Wehebachforel.
De Wehebachforel (Salmo trutta fario) is de naam voor de oorspronkelijk in de Rur en haar zijbeken inheemse forellensoort. Het is de enige wilde stam die in Nordrhein-Westfalen officieël erkend wordt. Uit het genetische onderzoek blijkt dat het een zuivere stam is.
De Wehebachforel heeft een typisch uiterlijk. Opvallend is onder meer de scherpe scheiding tussen de zwarte punten die vooral op de rug staan en de scharlaken rode punten die zich hoofdzakelijk in een vrij smalle band op de flanken bevinden. De rode punten zijn in tegenstelling tot andere rassen ook relatief klein. Op de kieuwdeksels en op de kop staan veel zwarte punten. De dieren blijven doorgaans ook relatief klein van formaat. In hun derde jaar zijn ze vaak slechts 30 cm, terwijl andere soorten 35 cm bereiken op die leeftijd.
De Wehebachforel is bij toeval ontdekt door een viskweker, Mohnen, aan de voet van de Wehebachtalsperre. De vissen spoelden bij hoogwater in zijn kweekvijvers en werden daarna onderzocht. Het bleek om een wilde soort te gaan. Diezelfde soort bleek ook in de Kall en in de Perlenbach voor te komen. Uit deze wilde stam wordt met 450 vrouwelijke dieren verder gekweekt. Voor het kweken zijn twee kilometer stroomafwaarts van de Wehebachtalsperre wilde mannetjes gevangen waarmee de vrouwtjes uit de kweek bevrucht konden worden. De gekweekte exemplaren worden gebruikt voor uitzettingen in de Rur, de Worm en Wehebach. Het kweken met de Wehebachforel is vrij duur in verhouding met andere rassen. De dieren blijven namelijk schuw, zijn zeer gevoelig voor schimmelvorming en er komen evenveel mannetjes als vrouwtjes voor. Je kunt er dus niet teveel bij elkaar in een vijver zetten. Daarnaast groeien ze ook nog eens langzaam. Opvallend is dat veel dieren (70%) last hebben van vissenbloedzuigers.
Ook in de benedenloop van de Wehebach, nabij de monding in de Inde zijn wilde forellen aangetroffen.

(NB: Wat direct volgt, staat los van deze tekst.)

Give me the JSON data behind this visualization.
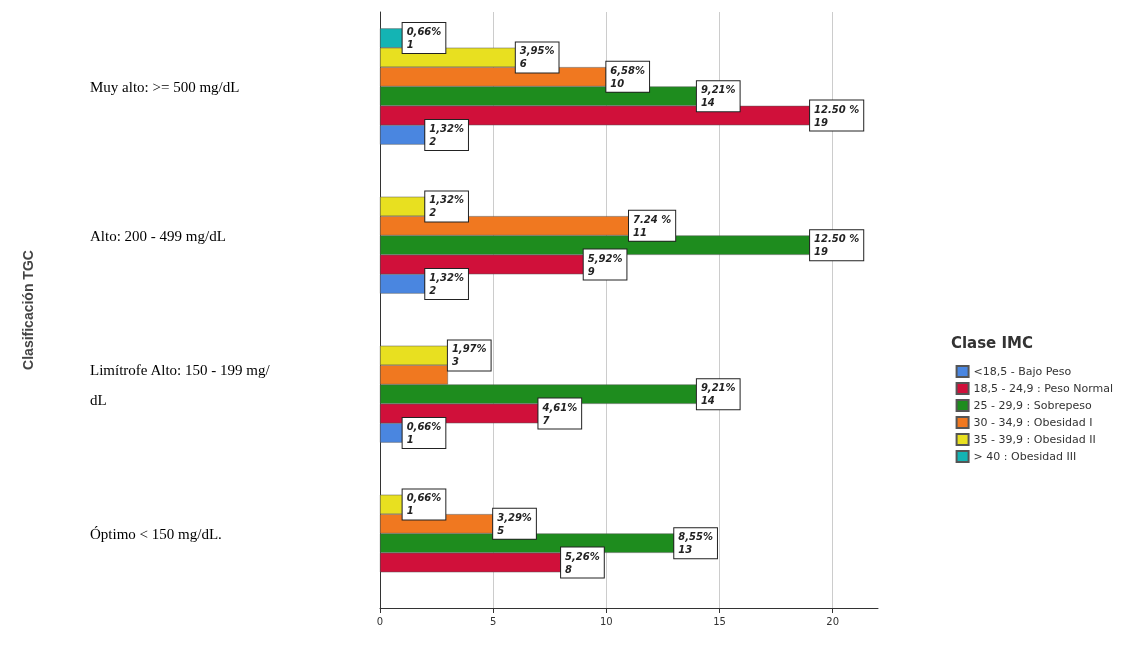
{
  "chart_data": {
    "type": "bar",
    "orientation": "horizontal",
    "ylabel": "Clasificación TGC",
    "legend_title": "Clase IMC",
    "legend": "right",
    "grid": "x",
    "categories": [
      "Muy alto: >= 500 mg/dL",
      "Alto: 200 - 499 mg/dL",
      "Limítrofe Alto: 150 - 199 mg/dL",
      "Óptimo < 150 mg/dL."
    ],
    "xlim": [
      0,
      22
    ],
    "xticks": [
      0,
      5,
      10,
      15,
      20
    ],
    "series": [
      {
        "name": "<18,5 - Bajo Peso",
        "color": "#4a86e0",
        "values": [
          2,
          2,
          1,
          null
        ],
        "value_labels": [
          "1,32%\n2",
          "1,32%\n2",
          "0,66%\n1",
          null
        ]
      },
      {
        "name": "18,5 - 24,9 : Peso Normal",
        "color": "#d0103a",
        "values": [
          19,
          9,
          7,
          8
        ],
        "value_labels": [
          "12.50 %\n19",
          "5,92%\n9",
          "4,61%\n7",
          "5,26%\n8"
        ]
      },
      {
        "name": "25 - 29,9 : Sobrepeso",
        "color": "#1e8c1e",
        "values": [
          14,
          19,
          14,
          13
        ],
        "value_labels": [
          "9,21%\n14",
          "12.50 %\n19",
          "9,21%\n14",
          "8,55%\n13"
        ]
      },
      {
        "name": "30 - 34,9 : Obesidad I",
        "color": "#f07820",
        "values": [
          10,
          11,
          3,
          5
        ],
        "value_labels": [
          "6,58%\n10",
          "7.24 %\n11",
          null,
          "3,29%\n5"
        ]
      },
      {
        "name": "35 - 39,9 : Obesidad II",
        "color": "#e8e020",
        "values": [
          6,
          2,
          3,
          1
        ],
        "value_labels": [
          "3,95%\n6",
          "1,32%\n2",
          "1,97%\n3",
          "0,66%\n1"
        ]
      },
      {
        "name": "> 40 : Obesidad III",
        "color": "#14b4b4",
        "values": [
          1,
          null,
          null,
          null
        ],
        "value_labels": [
          "0,66%\n1",
          null,
          null,
          null
        ]
      }
    ]
  }
}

Het behoud van de wilde Wehebachforel is van belang. De soort is namelijk het best aangepast aan het leven in deze omgeving, met name in de morfologisch zeer diverse Rur. De Wehebachforel is van belang voor de Rivierparelmossel (Margeritifera margeritifera), omdat diens glochidiën zich in de kieuwen nestelen. Bij andere soorten worden ze afgestoten. Daarbij speelt de tijd van de ei-afzet van de forel een rol. Deze kan, afhankelijk van de soorten of rassen van de forellen, nogal variëren. Daardoor lukt het in gemengde populaties vaak niet tot voortplanting te komen. De voortplantingstijd is bij uitgezette soorten vaak ook niet aan het leven in de Rur aangepast..
Veel visclubs zetten rassen uit die gemakkelijk kweken. De soorten die doorgaans door vissers worden uitgezet jagen niet fatsoenlijk. Vaak is met name de grotere dieren dan ook geen lang leven beschoren, zodat er korte tijd na de uitzet alweer nieuwe dieren uitgezet moeten worden. De dieren die voor het uitzetten worden gebruik zijn meestal enkel vrouwtjes. Ook zijn het vaak geen zuivere soorten, maar kruisingen met Zeeforel (Salmo trutta trutta) of Regenboogforel (Oncorhynchus mykiss). Ook kunnen de uitgezette soorten zich niet zelf in stand houden in de Rur. Voortplanting lukt niet en dus moeten er steeds weer nieuwe dieren uitgezet worden. De wilde soort is een betere trekvis en bereikt ook na het terugtrekken uit zee weer de paaigronden..
Bij een vangstation bij de brug van de autoweg A4 over de Rur bij Düren zijn allerlei verschillende stammen forellen gevonden. Er is een sterke menging van soorten in dit gebied. Bij de vistrap van de ECI-centrale zijn ook al Wehebachforellen gevonden die terugkwamen uit zee.